She fled Nigeria and terrible suffering
Our staff met her in Athens, where they help her with food distribution and psychosocial support
Naomi is sitting on a mattress in her room in Athens. A closet, an armchair, an old mattress on the floor, and her things in some plastic bags. She sprinkles with oil her one-year-old son Lord, who never stands still. She tickles him and smiling says, “In Nigeria, there was no money to go to school. When I was six years old, my mother, a “businesswoman,” sold me to a woman who took me to Ghana. Even there I could not go to school, I had to take care of her children and work in the house until the evening. This woman used to beat me; I was very afraid of her.”
Naomi is 33 years old and she’s Nigerian. We met her in Athens, during the food distribution we do as part of the “Food for All” project together with the Migrant Forum. After years of violence and suffering, she arrived in Greece, where she is struggling to have a better life for herself and her son. Vulnerable and alone, she recounted how she managed to escape the woman who exploited her when she was about 30 years old. “I ran away alone, without a penny in my pocket: I went to different countries, but everywhere there were problems with men.” In Iraq, a couple locked her in a room and forced her into prostitution. “I needed sex to survive.” On her body, Naomi has signs of abuse and an ugly scar on her chest, “A man bit me until I bled.” Then she became pregnant due to a man who would not use a condom. But fortunately, a friend helped her escape. Naomi hoped to arrive in Greece and build a better life, but it didn’t happen.

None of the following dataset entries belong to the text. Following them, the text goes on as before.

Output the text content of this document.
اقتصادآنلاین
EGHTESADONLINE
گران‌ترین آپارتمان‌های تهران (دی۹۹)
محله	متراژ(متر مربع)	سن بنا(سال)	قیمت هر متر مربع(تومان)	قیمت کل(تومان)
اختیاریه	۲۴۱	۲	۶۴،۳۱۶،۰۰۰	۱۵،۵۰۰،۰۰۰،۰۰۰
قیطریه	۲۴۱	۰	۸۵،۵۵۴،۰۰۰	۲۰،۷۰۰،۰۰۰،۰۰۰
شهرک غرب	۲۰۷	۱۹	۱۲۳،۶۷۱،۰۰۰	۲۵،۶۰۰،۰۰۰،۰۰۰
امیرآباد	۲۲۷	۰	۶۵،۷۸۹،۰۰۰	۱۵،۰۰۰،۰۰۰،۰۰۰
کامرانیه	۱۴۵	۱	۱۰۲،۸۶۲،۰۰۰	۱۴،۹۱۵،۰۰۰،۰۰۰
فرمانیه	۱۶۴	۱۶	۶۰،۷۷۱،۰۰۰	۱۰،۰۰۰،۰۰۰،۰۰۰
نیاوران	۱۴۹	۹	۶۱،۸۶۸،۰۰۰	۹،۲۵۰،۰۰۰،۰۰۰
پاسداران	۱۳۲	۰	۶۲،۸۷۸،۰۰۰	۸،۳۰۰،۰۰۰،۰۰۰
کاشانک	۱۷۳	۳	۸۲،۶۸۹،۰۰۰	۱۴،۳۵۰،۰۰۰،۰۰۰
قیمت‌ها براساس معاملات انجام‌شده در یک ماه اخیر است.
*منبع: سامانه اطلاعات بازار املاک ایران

She lived in the Moria refugee camp in Lesvos, where she gave birth to Lord. When the camp was closed, they moved to Eleanos camp in Athens: “It was terribly hot in the metal cabins and cockroaches were everywhere.” After three months in the Eleanos camp, Naomi received a residency permit. However, this meant she had to leave the camp and take care of herself. “At the end of June, the police suddenly showed up at the door and threw me and my baby out. I was desperate, I didn’t know anyone here, I had no money, what was I supposed to do?” She slept in parks and searched for food in bins until a Ghanaian woman who saw her crying offered her a room to rent. “I worked hard because I had to put together the rent of 150 euros a month.”
A fluorescent yellow jacket hangs on the windowsill to dry. Now Naomi works at a bus cleaning company: six days a week, from 9 p.m. to 4 a.m., for 600 euros a month. “Lord stays at the babysitter’s house who costs 150 euros a month,” she says. “When I come home, I sleep for a few hours and then I fetch Lord. I hate leaving him with someone else.” Sometimes, if food isn’t enough, Naomi grabs something to eat from her roommate or looks through the garbage to find something edible. “Lord wants milk, he pulls down my blouse and grabs my breast. But unfortunately, considering the poor diet, I don’t have any milk left.” Suddenly, she received a phone call from a refugee in the camp she knows. Then she starts shouting: “Leave me alone, don’t call me anymore! He thinks he can still take advantage of me,” she explains, “but I really want a better life for me and for Lord! Sometimes I pretend to be asleep, and he comes and gives me kisses. I am fighting for a better future for him.”